We couldn’t eat more.

We did.

Platters came and went at a dreamlike pace. Each seemed to leave the table as full as it had arrived and I wondered what was going to happen to the leftovers.

The pièce de résistance appeared, a triumphant pyramid of grain, fish, and spices large enough to feed a small city. Noureddine
held up his right hand. “I will show you the proper way to eat couscous,” he said, dipping delicately into the platter. He brought some of the grains toward him, rolling as he pulled, and then popped the ball into his mouth. “You will notice,” he said, “that my fingers do not touch my mouth. Now you try.”

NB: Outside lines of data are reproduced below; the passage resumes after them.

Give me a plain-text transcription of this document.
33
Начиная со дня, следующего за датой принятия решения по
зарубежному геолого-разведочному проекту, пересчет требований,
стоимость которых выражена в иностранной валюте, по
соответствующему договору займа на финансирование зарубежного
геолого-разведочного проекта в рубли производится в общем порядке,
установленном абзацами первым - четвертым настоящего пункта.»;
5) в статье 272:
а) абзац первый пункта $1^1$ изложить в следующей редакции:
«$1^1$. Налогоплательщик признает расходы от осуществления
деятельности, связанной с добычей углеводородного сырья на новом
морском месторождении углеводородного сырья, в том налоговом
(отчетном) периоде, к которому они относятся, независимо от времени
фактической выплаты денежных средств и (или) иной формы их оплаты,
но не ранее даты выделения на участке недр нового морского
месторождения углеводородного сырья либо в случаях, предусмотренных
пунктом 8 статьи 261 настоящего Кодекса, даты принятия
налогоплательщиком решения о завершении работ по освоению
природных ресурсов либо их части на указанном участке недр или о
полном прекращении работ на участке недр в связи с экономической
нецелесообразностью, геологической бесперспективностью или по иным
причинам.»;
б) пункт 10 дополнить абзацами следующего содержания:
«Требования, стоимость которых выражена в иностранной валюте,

I tried. The grains went spinning out between my fingers and all I got was a handful of air. “Try again,” he insisted. This time I got three grains of couscous and a piece of fish. “Better,” said Noureddine, “but you touched your mouth. Again.”

I kept trying, forgetting how full I was. I finally mastered the technique, but by then Serafina was urging Taeb to teach her to eat, inching closer for the lesson. As he showed her how to grasp the grains, she leaned against him. He edged away. But once he unconsciously took his fingers and brushed some couscous from her cheek, then snatched them back as if her skin were on fire.

We had intended to spend a few days in Tunis before going on to Algiers and Meknes. But more than a week had passed and neither of us had mentioned leaving. The boys were always with us and our bones seemed to be filled with sweet Tunisian honey that slowed us down, changed our rhythm.

We walked and danced. We spent twilight sipping cool lemonade on the terrace of the Café de Paris and in the evenings we ate spicy tajines and grilled merguez sausages. We wandered through the alleys of the medina, catching glimpses of fountains playing in sun-drenched courtyards. Occasionally Noureddine took my hand, like a brother or a cousin. And then there was Taeb.